Уайльд вошел в английскую литературу в ту пору, когда в культуре получили распространение идеи эстетизма. Художники, поэты и теоретики искусства, которых традиционно причисляют к этому движению, стремились найти противоядие духу рассудочности и прагматизма, захватившему Европу[89]. Они выступали против викторианской идеологии с ее этическими и эстетическими стереотипами, противопоставляя им эллинский гедонистический идеал. Мишенью эстетской критики стала позитивистская картина мира и ее преломление в литературе реализма и натурализма[90]. Эстеты обвиняли писателей этих направлений в абсолютизации животной природы человека и сведению его к существу биологически и социально детерминированному, т.е., по сути, лишенному индивидуальности. Кроме того, очевидное в реалистической прозе второй половины XIX века описание обыденного и тривиального теоретики и практики эстетизма расценивали как вторжение в мир искусства чистой, неструктурированной реальности, разрушающей его форму, его целостность и единичность.

Выход они видели в утверждении приоритета эстетических ценностей над всеми иными. Высшим типом познания теоретик эстетизма считал познание художественное, которое противопоставлялось научному, лишенному целостности. Соответственно высшим и подлинным типом индивидуальности эстеты называли индивидуальность творческую. В условиях кризиса христианских ценностей искусство становилось для них формой религии и, таким образом, наделялось новыми и несвойственными ему функциями[91]. Оно объявлялось более значимым и существенным, чем сама реальность. Реальность рассматривалась как нечто вторичное по отношению к искусству. Именно этот комплекс идей очевиден в теоретических работах Уайльда.

Исследователи творчества Уайльда единодушно признают, что автор «Дориана Грея» не был оригинальным мыслителем. Его представления о мире, о человеке и об искусстве не носили систематического характера. Уайльд талантливо развивал и преподносил в остроумной форме идеи, уже высказанные его предшественниками: Дж. Китсом, Т. Готье, прерафаэлитами, У. Пейтером, Дж. Уистлером. Впрочем, некоторые аспекты уже вошедших в обиход эстетических концепций трактовались им весьма неожиданно и получали вполне оригинальное звучание.

Среди текстов Уайльда, посвященных теоретическим проблемам, особое место занимают эссе, вошедшие впоследствии в его сборник «Замыслы» (1891): «Упадок лжи» (1889), «Перо, полотно и отрава» (1889), «Критик как художник» (1890), «Истина масок» (1895). Все они создавались в конце 1880-х – начале 1890-х, когда Уайльд уже состоялся как писатель. Его представления об искусстве не были абстрактными построениями: они вырастали из литературной практики.

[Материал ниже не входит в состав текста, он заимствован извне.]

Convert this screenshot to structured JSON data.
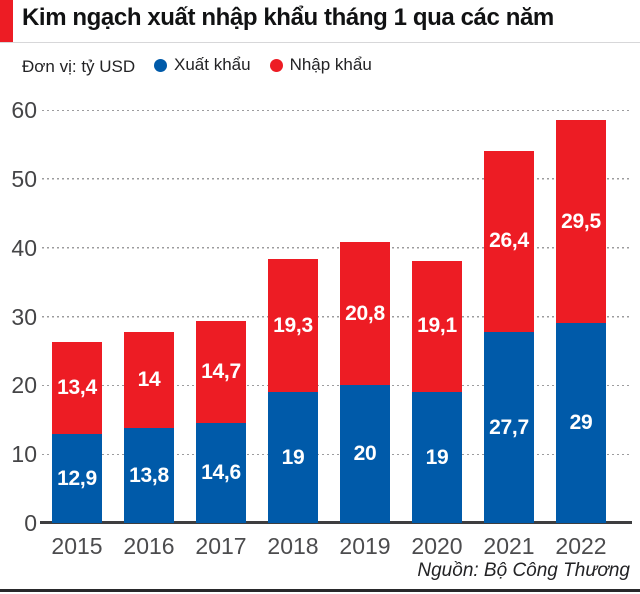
{
  "header": {
    "title": "Kim ngạch xuất nhập khẩu tháng 1 qua các năm",
    "unit_label": "Đơn vị: tỷ USD"
  },
  "legend": [
    {
      "key": "export",
      "label": "Xuất khẩu",
      "color": "#005aa9"
    },
    {
      "key": "import",
      "label": "Nhập khẩu",
      "color": "#ed1c24"
    }
  ],
  "source": "Nguồn: Bộ Công Thương",
  "colors": {
    "accent_red": "#ed1c24",
    "bar_blue": "#005aa9",
    "bar_red": "#ed1c24",
    "axis_text": "#4c4c4e",
    "gridline": "#9c9c9e"
  },
  "chart_data": {
    "type": "bar",
    "stacked": true,
    "title": "Kim ngạch xuất nhập khẩu tháng 1 qua các năm",
    "unit": "tỷ USD",
    "categories": [
      "2015",
      "2016",
      "2017",
      "2018",
      "2019",
      "2020",
      "2021",
      "2022"
    ],
    "series": [
      {
        "name": "Xuất khẩu",
        "key": "export",
        "color": "#005aa9",
        "values": [
          12.9,
          13.8,
          14.6,
          19,
          20,
          19,
          27.7,
          29
        ],
        "labels": [
          "12,9",
          "13,8",
          "14,6",
          "19",
          "20",
          "19",
          "27,7",
          "29"
        ]
      },
      {
        "name": "Nhập khẩu",
        "key": "import",
        "color": "#ed1c24",
        "values": [
          13.4,
          14,
          14.7,
          19.3,
          20.8,
          19.1,
          26.4,
          29.5
        ],
        "labels": [
          "13,4",
          "14",
          "14,7",
          "19,3",
          "20,8",
          "19,1",
          "26,4",
          "29,5"
        ]
      }
    ],
    "totals": [
      26.3,
      27.8,
      29.3,
      38.3,
      40.8,
      38.1,
      54.1,
      58.5
    ],
    "yticks": [
      0,
      10,
      20,
      30,
      40,
      50,
      60
    ],
    "ylim": [
      0,
      60
    ],
    "grid": "dotted horizontal",
    "legend_position": "top",
    "xlabel": "",
    "ylabel": "tỷ USD"
  }
}
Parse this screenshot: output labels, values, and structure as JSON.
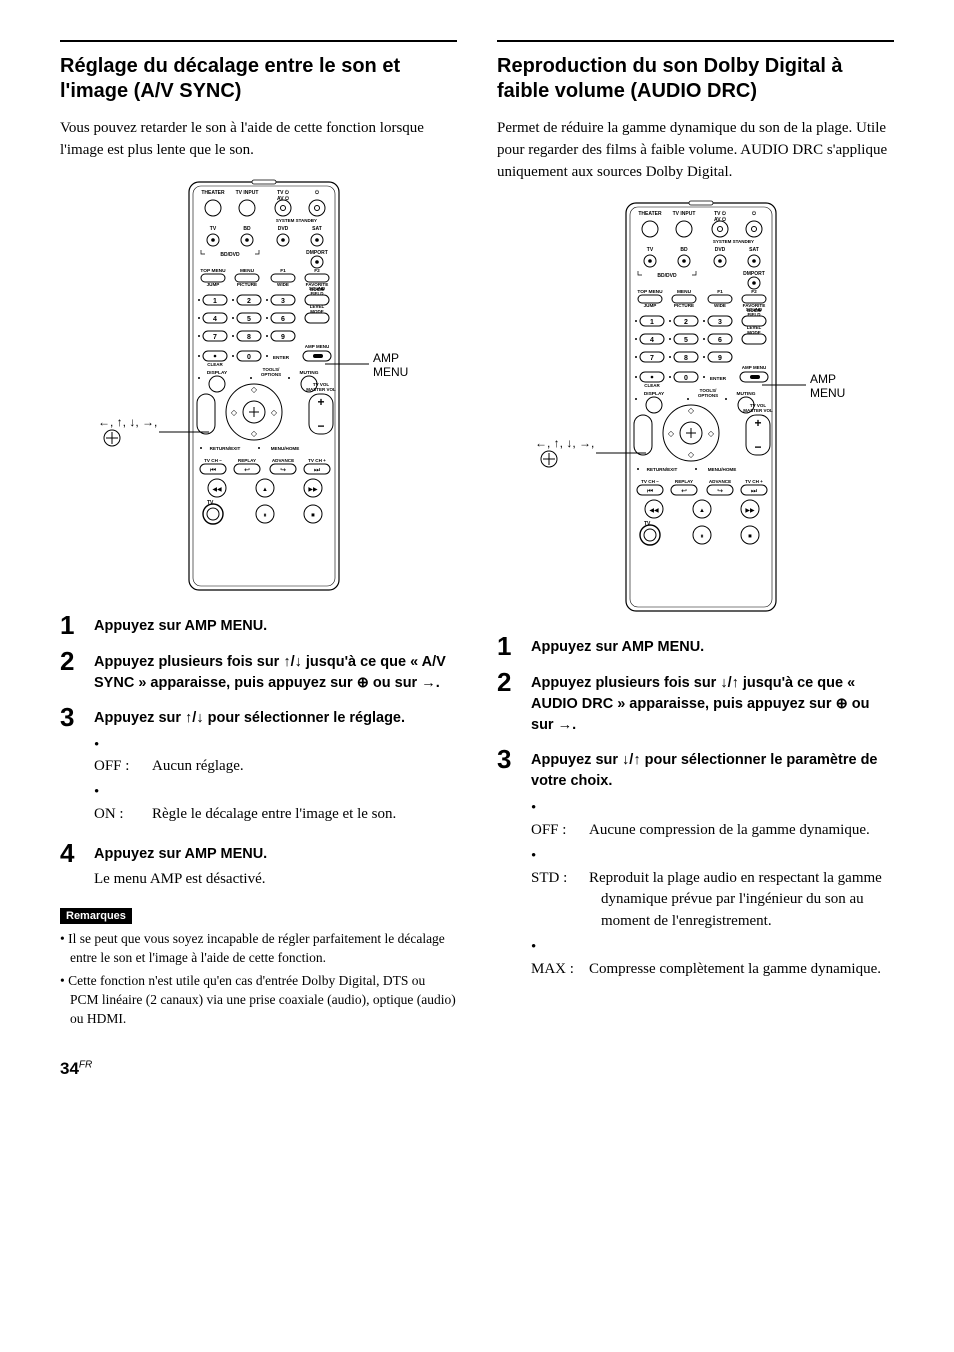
{
  "page_number": "34",
  "page_lang_suffix": "FR",
  "left": {
    "title": "Réglage du décalage entre le son et l'image (A/V SYNC)",
    "intro": "Vous pouvez retarder le son à l'aide de cette fonction lorsque l'image est plus lente que le son.",
    "steps": [
      {
        "n": "1",
        "title": "Appuyez sur AMP MENU."
      },
      {
        "n": "2",
        "title": "Appuyez plusieurs fois sur ↑/↓ jusqu'à ce que « A/V SYNC » apparaisse, puis appuyez sur ⊕ ou sur →."
      },
      {
        "n": "3",
        "title": "Appuyez sur ↑/↓ pour sélectionner le réglage.",
        "bullets": [
          {
            "key": "OFF :",
            "val": "Aucun réglage."
          },
          {
            "key": "ON :",
            "val": "Règle le décalage entre l'image et le son."
          }
        ]
      },
      {
        "n": "4",
        "title": "Appuyez sur AMP MENU.",
        "body": "Le menu AMP est désactivé."
      }
    ],
    "remarques_label": "Remarques",
    "remarques": [
      "Il se peut que vous soyez incapable de régler parfaitement le décalage entre le son et l'image à l'aide de cette fonction.",
      "Cette fonction n'est utile qu'en cas d'entrée Dolby Digital, DTS ou PCM linéaire (2 canaux) via une prise coaxiale (audio), optique (audio) ou HDMI."
    ]
  },
  "right": {
    "title": "Reproduction du son Dolby Digital à faible volume (AUDIO DRC)",
    "intro": "Permet de réduire la gamme dynamique du son de la plage. Utile pour regarder des films à faible volume. AUDIO DRC s'applique uniquement aux sources Dolby Digital.",
    "steps": [
      {
        "n": "1",
        "title": "Appuyez sur AMP MENU."
      },
      {
        "n": "2",
        "title": "Appuyez plusieurs fois sur ↓/↑ jusqu'à ce que « AUDIO DRC » apparaisse, puis appuyez sur ⊕ ou sur →."
      },
      {
        "n": "3",
        "title": "Appuyez sur ↓/↑ pour sélectionner le paramètre de votre choix.",
        "bullets": [
          {
            "key": "OFF :",
            "val": "Aucune compression de la gamme dynamique."
          },
          {
            "key": "STD :",
            "val": "Reproduit la plage audio en respectant la gamme dynamique prévue par l'ingénieur du son au moment de l'enregistrement."
          },
          {
            "key": "MAX :",
            "val": "Compresse complètement la gamme dynamique."
          }
        ]
      }
    ]
  },
  "remote": {
    "callout_amp": "AMP MENU",
    "callout_arrows": "←, ↑, ↓, →,",
    "top_row": [
      "THEATER",
      "TV INPUT",
      "TV ⏻\nAV ⏻",
      "⏻"
    ],
    "standby": "SYSTEM STANDBY",
    "src_row": [
      "TV",
      "BD",
      "DVD",
      "SAT"
    ],
    "dmport": "DMPORT",
    "bddvd": "BD/DVD",
    "menu_row1": [
      "TOP MENU",
      "MENU",
      "F1",
      "F2"
    ],
    "menu_row2": [
      "JUMP",
      "PICTURE",
      "WIDE",
      "FAVORITE\nGUIDE"
    ],
    "field_labels": [
      "SOUND\nFIELD",
      "LEVEL\nMODE",
      "AMP MENU"
    ],
    "clear": "CLEAR",
    "enter": "ENTER",
    "disp_row": [
      "DISPLAY",
      "TOOLS/\nOPTIONS",
      "MUTING"
    ],
    "vol": "TV VOL\nMASTER VOL",
    "return": "RETURN/EXIT",
    "menuhome": "MENU/HOME",
    "bottom_row": [
      "TV CH −",
      "REPLAY",
      "ADVANCE",
      "TV CH +"
    ],
    "tv_label": "TV",
    "colors": {
      "callout_line": "#000000",
      "remote_stroke": "#000000",
      "remote_fill": "#ffffff",
      "text": "#000000"
    }
  }
}
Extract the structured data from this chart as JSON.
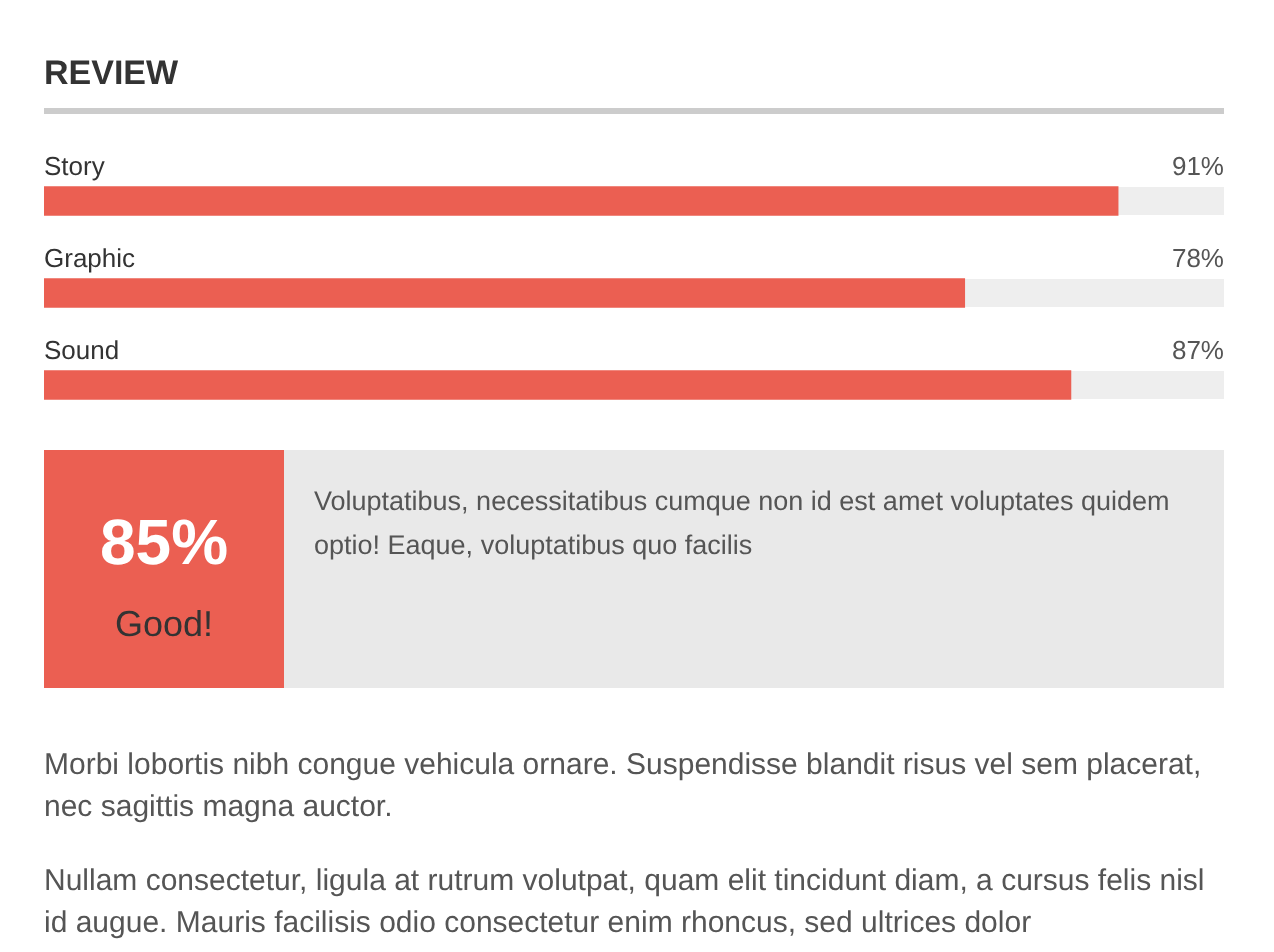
{
  "chart_data": [
    {
      "type": "bar",
      "title": "REVIEW",
      "orientation": "horizontal",
      "categories": [
        "Story",
        "Graphic",
        "Sound"
      ],
      "values": [
        91,
        78,
        87
      ],
      "value_labels": [
        "91%",
        "78%",
        "87%"
      ],
      "color": "#eb5f52",
      "xlim": [
        0,
        100
      ],
      "tick_labels": "y"
    },
    {
      "type": "other",
      "title": "85%",
      "subtitle": "Good!",
      "annotations": [
        "Voluptatibus, necessitatibus cumque non id est amet voluptates quidem optio! Eaque, voluptatibus quo facilis"
      ]
    },
    {
      "type": "other",
      "annotations": [
        "Morbi lobortis nibh congue vehicula ornare. Suspendisse blandit risus vel sem placerat, nec sagittis magna auctor.",
        "Nullam consectetur, ligula at rutrum volutpat, quam elit tincidunt diam, a cursus felis nisl id augue. Mauris facilisis odio consectetur enim rhoncus, sed ultrices dolor"
      ]
    }
  ]
}
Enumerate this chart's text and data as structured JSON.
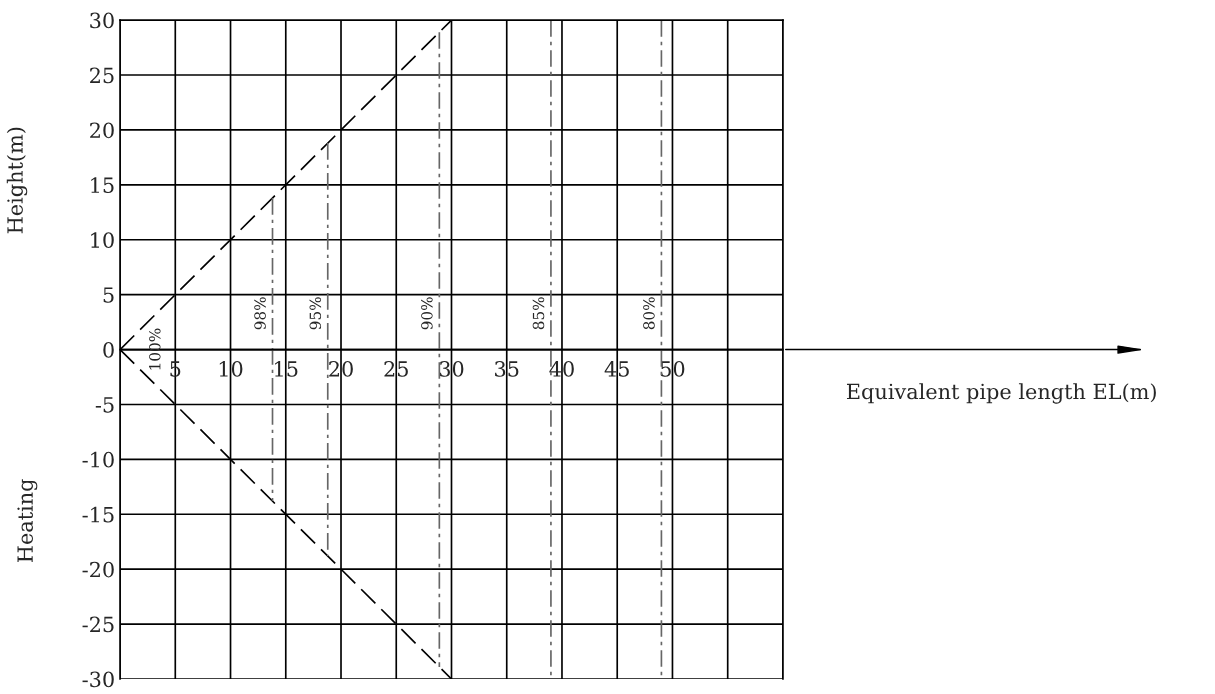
{
  "chart_data": {
    "type": "line",
    "xlabel": "Equivalent pipe length EL(m)",
    "ylabel": "Height(m)",
    "series": [
      {
        "x": [
          0,
          30
        ],
        "values": [
          0,
          30
        ],
        "color": "#000000",
        "line_style": "dashed"
      },
      {
        "x": [
          0,
          30
        ],
        "values": [
          0,
          -30
        ],
        "color": "#000000",
        "line_style": "dashed"
      },
      {
        "x": [
          13.8,
          13.8
        ],
        "values": [
          13.8,
          -13.8
        ],
        "color": "#666666",
        "line_style": "dashdot"
      },
      {
        "x": [
          18.8,
          18.8
        ],
        "values": [
          18.8,
          -18.8
        ],
        "color": "#666666",
        "line_style": "dashdot"
      },
      {
        "x": [
          28.9,
          28.9
        ],
        "values": [
          28.9,
          -28.9
        ],
        "color": "#666666",
        "line_style": "dashdot"
      },
      {
        "x": [
          39,
          39
        ],
        "values": [
          30,
          -30
        ],
        "color": "#666666",
        "line_style": "dashdot"
      },
      {
        "x": [
          49,
          49
        ],
        "values": [
          30,
          -30
        ],
        "color": "#666666",
        "line_style": "dashdot"
      }
    ],
    "annotations": [
      "Heating",
      {
        "text": "100%",
        "x": 0,
        "y": 0
      },
      {
        "text": "98%",
        "x": 13.8,
        "y": 3.3
      },
      {
        "text": "95%",
        "x": 18.8,
        "y": 3.3
      },
      {
        "text": "90%",
        "x": 28.9,
        "y": 3.3
      },
      {
        "text": "85%",
        "x": 39,
        "y": 3.3
      },
      {
        "text": "80%",
        "x": 49,
        "y": 3.3
      }
    ],
    "xlim": [
      0,
      60
    ],
    "ylim": [
      -30,
      30
    ],
    "xticks": [
      {
        "value": 0,
        "label": null
      },
      5,
      10,
      15,
      20,
      25,
      30,
      35,
      40,
      45,
      50,
      {
        "value": 55,
        "label": null
      },
      {
        "value": 60,
        "label": null
      }
    ],
    "yticks": [
      -30,
      -25,
      -20,
      -15,
      -10,
      -5,
      0,
      5,
      10,
      15,
      20,
      25,
      30
    ],
    "grid": true,
    "legend": false
  }
}
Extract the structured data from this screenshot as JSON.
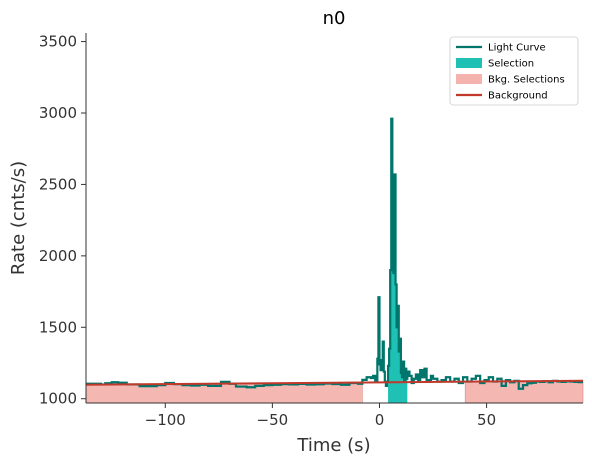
{
  "chart_data": {
    "type": "line",
    "title": "n0",
    "xlabel": "Time (s)",
    "ylabel": "Rate (cnts/s)",
    "xlim": [
      -137,
      95
    ],
    "ylim": [
      970,
      3560
    ],
    "x_ticks": [
      -100,
      -50,
      0,
      50
    ],
    "x_tick_labels": [
      "−100",
      "−50",
      "0",
      "50"
    ],
    "y_ticks": [
      1000,
      1500,
      2000,
      2500,
      3000,
      3500
    ],
    "y_tick_labels": [
      "1000",
      "1500",
      "2000",
      "2500",
      "3000",
      "3500"
    ],
    "grid": false,
    "legend_position": "top-right",
    "legend": [
      {
        "label": "Light Curve",
        "kind": "line",
        "color": "#00756b"
      },
      {
        "label": "Selection",
        "kind": "patch",
        "color": "#1fc1b4"
      },
      {
        "label": "Bkg. Selections",
        "kind": "patch",
        "color": "#f4b3ad"
      },
      {
        "label": "Background",
        "kind": "line",
        "color": "#c0392b"
      }
    ],
    "series": [
      {
        "name": "Light Curve",
        "style": "step",
        "color": "#00756b",
        "x": [
          -137,
          -130,
          -128,
          -125,
          -122,
          -118,
          -112,
          -104,
          -100,
          -96,
          -92,
          -88,
          -84,
          -80,
          -74,
          -70,
          -67,
          -62,
          -58,
          -54,
          -50,
          -46,
          -42,
          -38,
          -34,
          -30,
          -26,
          -22,
          -18,
          -14,
          -10,
          -8,
          -6,
          -4,
          -3,
          -2,
          -1,
          -0.5,
          0,
          0.5,
          1,
          1.5,
          2,
          2.5,
          3,
          3.5,
          4,
          4.5,
          5,
          5.5,
          6,
          6.5,
          7,
          7.5,
          8,
          8.5,
          9,
          9.5,
          10,
          10.5,
          11,
          11.5,
          12,
          12.5,
          13,
          14,
          15,
          16,
          17,
          18,
          19,
          20,
          21,
          22,
          23,
          24,
          25,
          27,
          29,
          31,
          33,
          35,
          37,
          39,
          41,
          43,
          45,
          47,
          49,
          51,
          53,
          55,
          57,
          59,
          61,
          63,
          65,
          67,
          69,
          71,
          73,
          75,
          77,
          79,
          81,
          83,
          85,
          87,
          89,
          91,
          93,
          95
        ],
        "y": [
          1105,
          1100,
          1108,
          1115,
          1112,
          1100,
          1088,
          1095,
          1110,
          1102,
          1095,
          1092,
          1098,
          1090,
          1118,
          1105,
          1085,
          1080,
          1090,
          1095,
          1098,
          1102,
          1100,
          1104,
          1099,
          1101,
          1106,
          1103,
          1098,
          1110,
          1105,
          1132,
          1150,
          1145,
          1160,
          1120,
          1280,
          1710,
          1240,
          1200,
          1270,
          1400,
          1190,
          1120,
          1090,
          1120,
          1230,
          1350,
          1900,
          2960,
          2300,
          1880,
          2570,
          1800,
          1500,
          1650,
          1330,
          1420,
          1180,
          1150,
          1260,
          1120,
          1210,
          1140,
          1190,
          1160,
          1110,
          1140,
          1170,
          1130,
          1200,
          1150,
          1210,
          1130,
          1120,
          1160,
          1140,
          1120,
          1130,
          1150,
          1120,
          1140,
          1110,
          1150,
          1120,
          1140,
          1160,
          1110,
          1130,
          1150,
          1120,
          1140,
          1090,
          1130,
          1115,
          1125,
          1070,
          1095,
          1108,
          1112,
          1120,
          1118,
          1122,
          1115,
          1125,
          1120,
          1118,
          1122,
          1120,
          1118,
          1116,
          1115
        ]
      },
      {
        "name": "Background",
        "style": "line",
        "color": "#c0392b",
        "x": [
          -137,
          95
        ],
        "y": [
          1098,
          1126
        ]
      }
    ],
    "selection_interval": [
      4,
      13
    ],
    "bkg_selections": [
      [
        -137,
        -8
      ],
      [
        40,
        95
      ]
    ]
  }
}
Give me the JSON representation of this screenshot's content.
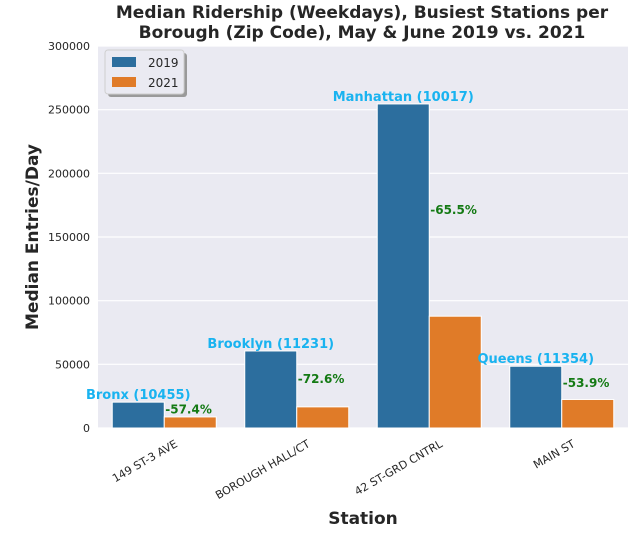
{
  "chart_data": {
    "type": "bar",
    "title_lines": [
      "Median Ridership (Weekdays), Busiest Stations per",
      "Borough (Zip Code), May & June 2019 vs. 2021"
    ],
    "xlabel": "Station",
    "ylabel": "Median Entries/Day",
    "categories": [
      "149 ST-3 AVE",
      "BOROUGH HALL/CT",
      "42 ST-GRD CNTRL",
      "MAIN ST"
    ],
    "series": [
      {
        "name": "2019",
        "color": "#2c6e9e",
        "values": [
          20300,
          60500,
          254500,
          48500
        ]
      },
      {
        "name": "2021",
        "color": "#e07b28",
        "values": [
          8700,
          16600,
          87800,
          22400
        ]
      }
    ],
    "ylim": [
      0,
      300000
    ],
    "yticks": [
      "0",
      "50000",
      "100000",
      "150000",
      "200000",
      "250000",
      "300000"
    ],
    "borough_labels": [
      "Bronx (10455)",
      "Brooklyn (11231)",
      "Manhattan (10017)",
      "Queens (11354)"
    ],
    "borough_label_color": "#19b3f0",
    "pct_changes": [
      "-57.4%",
      "-72.6%",
      "-65.5%",
      "-53.9%"
    ],
    "pct_color": "#147a14",
    "grid": true,
    "legend_position": "top-left",
    "background_color": "#eaeaf2"
  }
}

Рассуждая о каком-либо писателе или о каком-нибудь произведении, Уайльд неизменно говорил о самом себе и своем литературном творчестве.

Два центральных трактата Уайльда, где его мысли об искусстве представлены с наибольшей полнотой и систематичностью, – «Упадок лжи» и «Критик как художник» – написаны в форме диалогов. Подчеркивая преимущества диалога и называя его формой выражения, «особенно привлекательной для мыслителя», Уайльд отмечает в первую очередь диалектические возможности, заложенные в этом жанре: «Диалог позволяет рассмотреть предмет со всех точек зрения, так что он предстает во всей своей целостности, подобно тому как показывает нам то или иное явление скульптор, добиваясь полноты и живой верности впечатления за счет того, что главная мысль в своем развитии выявляет и множество побочных ответвлений, которые, в свою очередь, помогают глубже раскрыть эту основную идею…»[92] Диалог, подобно художественному произведению, сохраняет многовекторность, многосмысленность обсуждаемой идеи. Он способен примирить, связать в единое целое разнонаправленные линии и возможности, заложенные в ней, не сводя ее к однозначной схеме[93]. Идея (объект) постулируется не как заранее заданное и необсуждаемое правило, а как комплекс проблем и начало долгого поиска. Она предстает перед нами в виде процесса, пути, нового и неожиданного письма, рождающегося у нас на глазах.

В использовании диалога Уайльд опирается на платоновскую (сократовскую) традицию, в которой устойчивое знание противопоставляется динамическому мышлению. Ведущие персонажи уайльдовских диалогов (Вивиэн в «Упадке лжи», Джилберт в трактате «Критик как художник»), чья позиция близка взглядам писателя, разговаривают подобно участникам диалогов Платона с простодушными собеседниками (соответственно Сайрил и Эрнест[94]), изрекающими вполне банальные суждения. Существенно, что первые не сообщают вторым неких истин или неоспоримых фактов. Вивиэн и Джилберт заставляют Сайрила и Эрнеста думать, прибегать к творческому воображению. Они готовы отказаться или иронически дистанцироваться от только что сформулированной ими же самими концепции ради того, чтобы убедить своих собеседников в том, что всякое подлинное знание достигается только индивидуальными усилиями.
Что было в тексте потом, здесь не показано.